I have previously commented that a cucumber could grasp this concept without the need for legislation. You would expect tenants to be able to negotiate to conserve their interests in this regard, without the need to impose a minimum 5 year term on the entire industry.

This is certainly the informed view in Queensland.

But if the issue does not matter in Queensland, why do we have the ludicrous opposite legislated position in Western Australia that the landlord and tenant might agree to a 2 year term, but the tenant is entitled to exercise a statutory option to extend the term to 5 years. The landlord can avoid this risk, but only if it can convince a tribunal that special circumstances exist.

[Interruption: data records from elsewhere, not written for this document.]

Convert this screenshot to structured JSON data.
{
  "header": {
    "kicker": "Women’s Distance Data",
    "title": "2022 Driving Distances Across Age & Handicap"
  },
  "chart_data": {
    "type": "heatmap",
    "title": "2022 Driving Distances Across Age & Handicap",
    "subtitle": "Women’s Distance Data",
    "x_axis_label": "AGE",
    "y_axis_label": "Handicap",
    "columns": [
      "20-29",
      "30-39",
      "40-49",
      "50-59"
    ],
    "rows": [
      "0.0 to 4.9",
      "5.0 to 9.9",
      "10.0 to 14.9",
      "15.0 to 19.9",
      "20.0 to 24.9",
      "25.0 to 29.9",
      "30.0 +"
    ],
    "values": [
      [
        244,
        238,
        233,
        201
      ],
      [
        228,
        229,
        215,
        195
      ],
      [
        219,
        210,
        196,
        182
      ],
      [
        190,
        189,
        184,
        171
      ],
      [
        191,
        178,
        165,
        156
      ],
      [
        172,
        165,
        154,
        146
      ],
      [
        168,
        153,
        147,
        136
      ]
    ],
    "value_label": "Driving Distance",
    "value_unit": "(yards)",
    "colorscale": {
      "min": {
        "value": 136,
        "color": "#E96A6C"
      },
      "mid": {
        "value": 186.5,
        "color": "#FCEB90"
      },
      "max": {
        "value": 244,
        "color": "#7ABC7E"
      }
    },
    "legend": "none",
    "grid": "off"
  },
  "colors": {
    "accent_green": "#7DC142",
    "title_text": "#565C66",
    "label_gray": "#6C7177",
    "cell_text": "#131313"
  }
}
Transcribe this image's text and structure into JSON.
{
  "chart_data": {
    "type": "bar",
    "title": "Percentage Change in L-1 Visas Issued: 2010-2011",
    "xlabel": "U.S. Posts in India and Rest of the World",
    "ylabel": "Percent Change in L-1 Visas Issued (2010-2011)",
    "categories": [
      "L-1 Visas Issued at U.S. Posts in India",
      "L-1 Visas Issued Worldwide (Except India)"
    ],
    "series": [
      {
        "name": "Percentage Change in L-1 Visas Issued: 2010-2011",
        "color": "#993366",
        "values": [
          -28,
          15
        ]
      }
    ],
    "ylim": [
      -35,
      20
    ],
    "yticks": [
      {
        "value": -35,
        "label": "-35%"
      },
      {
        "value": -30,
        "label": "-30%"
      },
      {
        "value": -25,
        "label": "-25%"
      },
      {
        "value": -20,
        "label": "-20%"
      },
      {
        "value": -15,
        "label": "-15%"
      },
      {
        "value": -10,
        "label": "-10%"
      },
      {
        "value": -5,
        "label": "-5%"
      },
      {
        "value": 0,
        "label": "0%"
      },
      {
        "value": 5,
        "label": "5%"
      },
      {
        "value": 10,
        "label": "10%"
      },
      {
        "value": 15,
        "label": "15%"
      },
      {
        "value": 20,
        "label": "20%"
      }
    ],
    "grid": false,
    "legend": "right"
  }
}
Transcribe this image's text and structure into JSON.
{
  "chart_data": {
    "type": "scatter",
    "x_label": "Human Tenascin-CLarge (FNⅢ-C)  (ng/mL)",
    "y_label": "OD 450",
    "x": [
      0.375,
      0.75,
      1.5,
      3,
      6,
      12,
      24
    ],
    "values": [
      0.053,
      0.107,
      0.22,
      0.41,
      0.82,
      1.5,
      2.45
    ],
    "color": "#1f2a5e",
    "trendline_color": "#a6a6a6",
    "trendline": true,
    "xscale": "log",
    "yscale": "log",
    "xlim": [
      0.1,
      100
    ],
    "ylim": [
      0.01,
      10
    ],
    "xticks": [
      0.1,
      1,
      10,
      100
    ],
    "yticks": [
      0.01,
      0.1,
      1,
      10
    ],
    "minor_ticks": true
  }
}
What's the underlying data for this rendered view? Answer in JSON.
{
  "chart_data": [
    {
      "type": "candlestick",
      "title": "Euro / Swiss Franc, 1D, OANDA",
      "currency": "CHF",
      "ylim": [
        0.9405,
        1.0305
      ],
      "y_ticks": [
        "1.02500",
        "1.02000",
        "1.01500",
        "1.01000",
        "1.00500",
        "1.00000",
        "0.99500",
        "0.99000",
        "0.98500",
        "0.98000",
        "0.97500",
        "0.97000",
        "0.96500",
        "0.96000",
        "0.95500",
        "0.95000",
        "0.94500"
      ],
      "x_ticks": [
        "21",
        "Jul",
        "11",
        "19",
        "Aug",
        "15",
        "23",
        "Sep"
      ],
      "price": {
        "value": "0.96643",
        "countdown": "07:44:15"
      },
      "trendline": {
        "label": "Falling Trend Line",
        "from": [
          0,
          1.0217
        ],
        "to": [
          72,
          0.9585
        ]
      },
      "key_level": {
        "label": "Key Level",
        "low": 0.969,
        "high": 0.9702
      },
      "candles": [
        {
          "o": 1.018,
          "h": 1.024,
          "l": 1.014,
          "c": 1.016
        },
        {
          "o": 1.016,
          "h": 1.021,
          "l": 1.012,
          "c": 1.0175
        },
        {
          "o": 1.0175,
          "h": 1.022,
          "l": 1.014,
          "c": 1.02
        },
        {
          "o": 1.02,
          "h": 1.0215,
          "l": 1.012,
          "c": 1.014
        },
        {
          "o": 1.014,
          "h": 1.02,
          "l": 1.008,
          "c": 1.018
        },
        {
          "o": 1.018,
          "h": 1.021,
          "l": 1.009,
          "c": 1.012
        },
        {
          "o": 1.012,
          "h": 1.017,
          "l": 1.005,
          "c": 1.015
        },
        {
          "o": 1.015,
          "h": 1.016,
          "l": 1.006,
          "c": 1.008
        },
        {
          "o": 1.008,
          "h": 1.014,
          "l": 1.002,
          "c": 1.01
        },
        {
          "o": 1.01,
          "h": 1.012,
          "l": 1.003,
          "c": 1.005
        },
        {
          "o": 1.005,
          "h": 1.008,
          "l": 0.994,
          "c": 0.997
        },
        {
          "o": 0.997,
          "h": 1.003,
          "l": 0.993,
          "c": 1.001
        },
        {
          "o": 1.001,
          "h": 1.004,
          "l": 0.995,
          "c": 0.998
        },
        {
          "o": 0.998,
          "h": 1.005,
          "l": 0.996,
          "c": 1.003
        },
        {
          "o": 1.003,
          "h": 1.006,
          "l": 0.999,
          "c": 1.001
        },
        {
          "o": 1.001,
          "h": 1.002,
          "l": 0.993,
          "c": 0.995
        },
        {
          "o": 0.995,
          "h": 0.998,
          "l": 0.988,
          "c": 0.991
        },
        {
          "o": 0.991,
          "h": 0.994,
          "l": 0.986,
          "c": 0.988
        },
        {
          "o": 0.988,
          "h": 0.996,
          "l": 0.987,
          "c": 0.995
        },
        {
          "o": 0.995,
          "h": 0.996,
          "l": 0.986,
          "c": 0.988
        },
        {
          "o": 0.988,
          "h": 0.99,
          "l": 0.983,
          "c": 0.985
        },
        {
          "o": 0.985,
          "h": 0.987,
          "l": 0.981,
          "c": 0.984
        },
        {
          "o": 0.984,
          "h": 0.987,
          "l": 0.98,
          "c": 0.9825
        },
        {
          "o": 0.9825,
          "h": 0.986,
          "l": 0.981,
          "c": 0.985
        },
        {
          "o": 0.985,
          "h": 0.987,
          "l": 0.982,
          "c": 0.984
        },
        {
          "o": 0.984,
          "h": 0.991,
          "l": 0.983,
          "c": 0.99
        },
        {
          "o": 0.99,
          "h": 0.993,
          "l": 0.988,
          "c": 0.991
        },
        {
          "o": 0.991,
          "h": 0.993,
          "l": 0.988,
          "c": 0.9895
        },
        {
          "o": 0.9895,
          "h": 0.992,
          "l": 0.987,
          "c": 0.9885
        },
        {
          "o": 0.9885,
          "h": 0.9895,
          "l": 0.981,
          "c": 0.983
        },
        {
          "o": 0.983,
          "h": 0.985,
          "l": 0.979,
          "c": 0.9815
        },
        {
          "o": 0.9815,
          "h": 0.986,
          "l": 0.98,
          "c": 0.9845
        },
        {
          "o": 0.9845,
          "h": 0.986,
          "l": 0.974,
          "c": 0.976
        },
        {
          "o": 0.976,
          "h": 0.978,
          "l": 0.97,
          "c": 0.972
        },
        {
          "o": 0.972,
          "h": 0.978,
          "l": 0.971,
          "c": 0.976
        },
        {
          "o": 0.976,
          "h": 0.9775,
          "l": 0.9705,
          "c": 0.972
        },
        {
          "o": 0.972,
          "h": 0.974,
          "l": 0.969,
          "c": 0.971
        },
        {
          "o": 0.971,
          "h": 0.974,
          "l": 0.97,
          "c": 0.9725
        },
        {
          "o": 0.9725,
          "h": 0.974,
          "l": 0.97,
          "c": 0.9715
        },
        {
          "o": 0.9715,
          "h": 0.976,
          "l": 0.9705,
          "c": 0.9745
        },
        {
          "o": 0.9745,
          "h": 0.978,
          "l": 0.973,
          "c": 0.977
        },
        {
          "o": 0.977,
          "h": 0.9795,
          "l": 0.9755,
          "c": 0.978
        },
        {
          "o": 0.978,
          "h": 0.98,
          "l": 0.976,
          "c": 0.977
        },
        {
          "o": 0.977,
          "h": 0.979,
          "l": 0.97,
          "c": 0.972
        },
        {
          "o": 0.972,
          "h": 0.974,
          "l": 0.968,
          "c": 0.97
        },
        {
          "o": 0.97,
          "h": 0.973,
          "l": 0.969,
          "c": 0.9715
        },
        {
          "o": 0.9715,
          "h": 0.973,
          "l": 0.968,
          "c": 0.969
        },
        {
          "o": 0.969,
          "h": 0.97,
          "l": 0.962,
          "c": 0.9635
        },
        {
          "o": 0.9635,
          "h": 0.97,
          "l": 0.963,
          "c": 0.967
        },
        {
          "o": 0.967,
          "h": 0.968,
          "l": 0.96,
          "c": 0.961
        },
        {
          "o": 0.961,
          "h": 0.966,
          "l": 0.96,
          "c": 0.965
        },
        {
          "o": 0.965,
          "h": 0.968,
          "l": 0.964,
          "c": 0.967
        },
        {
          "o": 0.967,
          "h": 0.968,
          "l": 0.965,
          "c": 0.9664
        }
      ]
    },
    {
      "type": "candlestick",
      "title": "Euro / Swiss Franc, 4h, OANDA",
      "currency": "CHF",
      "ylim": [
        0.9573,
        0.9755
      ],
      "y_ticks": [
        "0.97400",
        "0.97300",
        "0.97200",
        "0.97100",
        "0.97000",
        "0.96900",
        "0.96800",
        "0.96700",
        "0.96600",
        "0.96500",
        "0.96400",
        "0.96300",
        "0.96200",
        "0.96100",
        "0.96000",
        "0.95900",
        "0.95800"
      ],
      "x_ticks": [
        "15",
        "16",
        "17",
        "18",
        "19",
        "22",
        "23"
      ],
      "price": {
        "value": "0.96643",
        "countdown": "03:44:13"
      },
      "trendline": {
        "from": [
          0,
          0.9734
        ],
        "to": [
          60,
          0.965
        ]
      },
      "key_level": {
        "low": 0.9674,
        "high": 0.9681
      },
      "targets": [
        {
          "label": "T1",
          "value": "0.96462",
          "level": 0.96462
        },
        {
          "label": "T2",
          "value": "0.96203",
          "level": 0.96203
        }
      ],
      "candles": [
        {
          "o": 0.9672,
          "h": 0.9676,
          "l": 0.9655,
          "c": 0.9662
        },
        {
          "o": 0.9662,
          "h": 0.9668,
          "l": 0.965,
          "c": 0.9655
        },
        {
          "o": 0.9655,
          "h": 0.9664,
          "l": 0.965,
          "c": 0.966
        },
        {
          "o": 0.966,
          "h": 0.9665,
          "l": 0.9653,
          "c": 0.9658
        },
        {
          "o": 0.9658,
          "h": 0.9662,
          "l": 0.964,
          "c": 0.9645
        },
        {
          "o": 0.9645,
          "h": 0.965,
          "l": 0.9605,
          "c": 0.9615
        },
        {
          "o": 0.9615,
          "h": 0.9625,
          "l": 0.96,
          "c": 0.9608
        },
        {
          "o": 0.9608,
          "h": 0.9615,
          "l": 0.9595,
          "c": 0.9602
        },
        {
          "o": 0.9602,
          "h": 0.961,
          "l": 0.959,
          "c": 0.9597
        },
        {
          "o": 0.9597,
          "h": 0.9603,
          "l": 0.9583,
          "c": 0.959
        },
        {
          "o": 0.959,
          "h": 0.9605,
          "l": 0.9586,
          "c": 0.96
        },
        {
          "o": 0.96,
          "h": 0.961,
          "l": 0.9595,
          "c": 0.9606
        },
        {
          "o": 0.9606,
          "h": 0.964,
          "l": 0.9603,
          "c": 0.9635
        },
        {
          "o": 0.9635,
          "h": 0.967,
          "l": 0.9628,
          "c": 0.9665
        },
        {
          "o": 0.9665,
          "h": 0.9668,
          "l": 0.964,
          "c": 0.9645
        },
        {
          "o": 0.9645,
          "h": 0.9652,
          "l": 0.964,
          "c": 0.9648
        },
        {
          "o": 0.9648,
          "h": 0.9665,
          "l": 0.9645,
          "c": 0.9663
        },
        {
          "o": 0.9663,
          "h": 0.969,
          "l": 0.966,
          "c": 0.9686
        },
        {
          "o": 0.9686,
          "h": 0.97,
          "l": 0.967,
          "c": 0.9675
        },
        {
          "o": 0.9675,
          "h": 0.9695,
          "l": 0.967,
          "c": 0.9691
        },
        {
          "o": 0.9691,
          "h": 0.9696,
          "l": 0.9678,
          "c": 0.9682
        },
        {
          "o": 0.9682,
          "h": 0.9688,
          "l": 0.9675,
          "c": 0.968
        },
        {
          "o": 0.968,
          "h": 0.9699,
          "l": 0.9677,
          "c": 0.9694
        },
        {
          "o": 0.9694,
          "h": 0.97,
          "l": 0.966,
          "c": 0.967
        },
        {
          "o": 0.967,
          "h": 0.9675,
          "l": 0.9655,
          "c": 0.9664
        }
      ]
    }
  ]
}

In between, we have the incomprehensible South Australian enactment in which the draftsperson does not seem to understand basic property law concepts such as the term of a lease and holding over.

And in the other eastern States, the parties can avoid the compulsory 5 year lease if the tenant obtains a release certificate signed off by a lawyer. This leaves the risk that the parties to an intentionally short lease might be inadvertently lumbered with a minimum 5 year term by mere oversight.

Either the issue is important or it is not. The retailing process is the same, State to State. So why is the minimum term critical in one State, and irrelevant in the next?

Makes you wonder if the legislators have even thought hard about the issue, despite the countless reviews.

It just confirms what a mess the States have made of the legislation, and how the review process is never intended to be more than irrelevant window-dressing.